In a July 7 statement to the energy board, Christian Capizzo, an attorney representing the developer, disputed Ciochetto’s claim that the application was no longer under review. However, Capizzo acknowledged the application had not been officially accepted, instead clarifying that Slingby’s statements referred to a series of “pre-application discussions,” including five meetings and “numerous calls and emails.”

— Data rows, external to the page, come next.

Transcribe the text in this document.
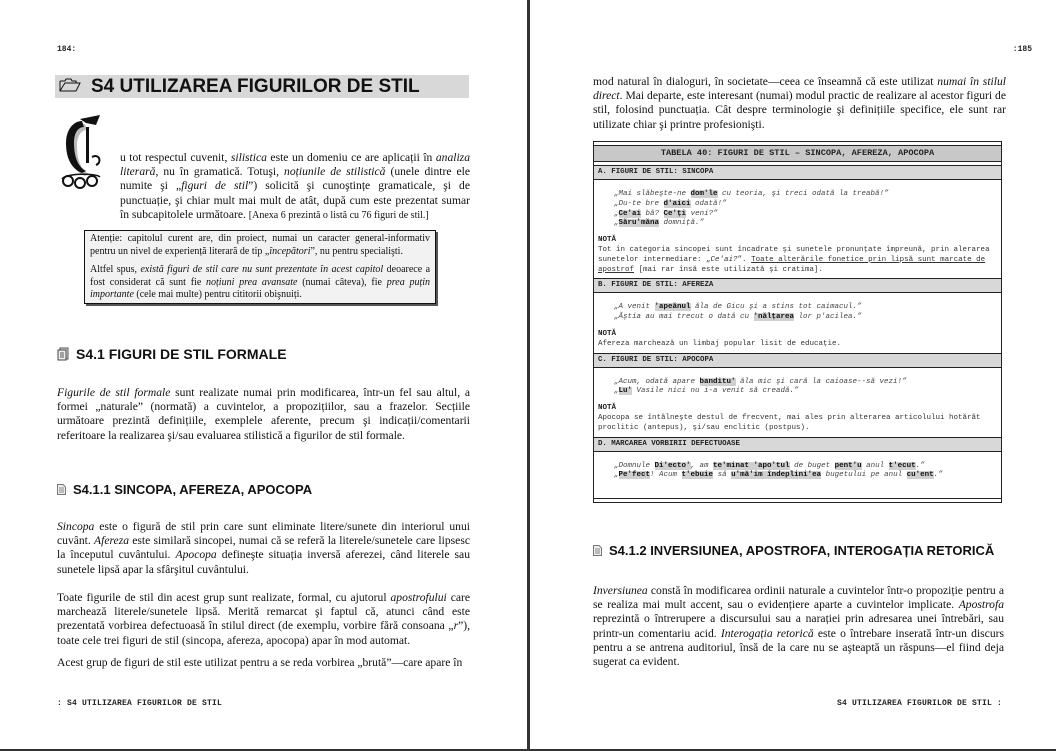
184:
S4 UTILIZAREA FIGURILOR DE STIL
u tot respectul cuvenit, silistica este un domeniu ce are aplicații în analiza literară, nu în gramatică. Totuşi, noțiunile de stilistică (unele dintre ele numite şi „figuri de stil”) solicită şi cunoştințe gramaticale, şi de punctuație, şi chiar mult mai mult de atât, după cum este prezentat sumar în subcapitolele următoare. [Anexa 6 prezintă o listă cu 76 figuri de stil.]

Atenție: capitolul curent are, din proiect, numai un caracter general-informativ pentru un nivel de experiență literară de tip „începători”, nu pentru specialişti.

Altfel spus, există figuri de stil care nu sunt prezentate în acest capitol deoarece a fost considerat că sunt fie noțiuni prea avansate (numai câteva), fie prea puțin importante (cele mai multe) pentru cititorii obişnuiți.

S4.1 FIGURI DE STIL FORMALE
Figurile de stil formale sunt realizate numai prin modificarea, într-un fel sau altul, a formei „naturale” (normată) a cuvintelor, a propozițiilor, sau a frazelor. Secțiile următoare prezintă definițiile, exemplele aferente, precum şi indicații/comentarii referitoare la realizarea şi/sau evaluarea stilistică a figurilor de stil formale.
S4.1.1 SINCOPA, AFEREZA, APOCOPA
Sincopa este o figură de stil prin care sunt eliminate litere/sunete din interiorul unui cuvânt. Afereza este similară sincopei, numai că se referă la literele/sunetele care lipsesc la începutul cuvântului. Apocopa defineşte situația inversă aferezei, când literele sau sunetele lipsă apar la sfârşitul cuvântului.
Toate figurile de stil din acest grup sunt realizate, formal, cu ajutorul apostrofului care marchează literele/sunetele lipsă. Merită remarcat şi faptul că, atunci când este prezentată vorbirea defectuoasă în stilul direct (de exemplu, vorbire fără consoana „r”), toate cele trei figuri de stil (sincopa, afereza, apocopa) apar în mod automat.
Acest grup de figuri de stil este utilizat pentru a se reda vorbirea „brută”—care apare în
: S4 UTILIZAREA FIGURILOR DE STIL
:185
mod natural în dialoguri, în societate—ceea ce înseamnă că este utilizat numai în stilul direct. Mai departe, este interesant (numai) modul practic de realizare al acestor figuri de stil, folosind punctuația. Cât despre terminologie şi definițiile specifice, ele sunt rar utilizate chiar şi printre profesionişti.
TABELA 40: FIGURI DE STIL – SINCOPA, AFEREZA, APOCOPA
A. FIGURI DE STIL: SINCOPA
„Mai slăbeşte-ne dom'le cu teoria, şi treci odată la treabă!”
„Du-te bre d'aici odată!”
„Ce'ai bă? Ce'ţi veni?”
„Săru'măna domniță.”
NOTĂ
Tot în categoria sincopei sunt încadrate şi sunetele pronunțate împreună, prin alerarea sunetelor intermediare: „Ce'ai?”. Toate alterările fonetice prin lipsă sunt marcate de apostrof [mai rar însă este utilizată şi cratima].
B. FIGURI DE STIL: AFEREZA
„A venit 'apeănul ăla de Gicu şi a stins tot caimacul.”
„Ăştia au mai trecut o dată cu 'nălțarea lor p'acilea.”
NOTĂ
Afereza marchează un limbaj popular lisit de educație.
C. FIGURI DE STIL: APOCOPA
„Acum, odată apare banditu' ăla mic şi cară la caioase--să vezi!”
„Lu' Vasile nici nu i-a venit să creadă.”
NOTĂ
Apocopa se întâlneşte destul de frecvent, mai ales prin alterarea articolului hotărât proclitic (antepus), şi/sau enclitic (postpus).
D. MARCAREA VORBIRII DEFECTUOASE
„Domnule Di'ecto', am te'minat 'apo'tul de buget pent'u anul t'ecut.”
„Pe'fect! Acum t'ebuie să u'mă'im îndeplini'ea bugetului pe anul cu'ent.”
S4.1.2 INVERSIUNEA, APOSTROFA, INTEROGAȚIA RETORICĂ
Inversiunea constă în modificarea ordinii naturale a cuvintelor într-o propoziție pentru a se realiza mai mult accent, sau o evidențiere aparte a cuvintelor implicate. Apostrofa reprezintă o întrerupere a discursului sau a narației prin adresarea unei întrebări, sau printr-un comentariu acid. Interogația retorică este o întrebare inserată într-un discurs pentru a se antrena auditoriul, însă de la care nu se aşteaptă un răspuns—el fiind deja sugerat ca evident.
S4 UTILIZAREA FIGURILOR DE STIL :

Jeffrey Willis, executive director for the CRMC, corroborated this in a separate written statement on July 7, and made public on Monday. Willis said that “minimum application review material requirements such as upland site control have not been provided, and the application has not been officially accepted.” However, Willis also described “near constant communication” between the developer and agency staff, countering what Ciochetto alleged in his email as a lack of communication and cooperation by the developer.
Willis in his statement noted that Ciochetto’s email, though sent from his CRMC email address, was “not authorized” by the agency. Willis also affirmed Capizzo’s truthfulness, writing “his character, honesty and integrity has never been in question.”
Did developer really meet with fishing industry reps?
Still unresolved is another allegation made by Ciochetto related to the developer’s meetings with a panel of fishing industry representatives.
Ciochetto said the developer never met with or sought expertise from the Fishermen’s Advisory Board, despite repeated requests by the agency. Capizzo in his statement countered by naming specific dates of meetings between the developer and the fishermen’s board, as well as “active negotiations” with the fishermen’s attorney, Marisa Desautel.
Desaute said last week that her office had never met with the developer. In a written statement Monday afternoon, Desautel again said SouthCoast’s claims of a specific meeting date were “misplaced,” and that “no substantive meetings have been held between the FAB and this developer.”
Desautel also wrote that her office had “worked diligently” since January to get a retainer agreement from the developer but “to no avail.”
Willis’ response did not refer to disputed facts over the fishermen’s board at all. Ciochetto could not be reached for comment.
The Energy Facility Siting Board will discuss, and possibly vote upon, whether to continue its review of the transmission line plan, during a public meeting at 12:30 p.m. on Thursday, July 13. Its decision rests not on the allegations, but on whether the project is still commercially viable.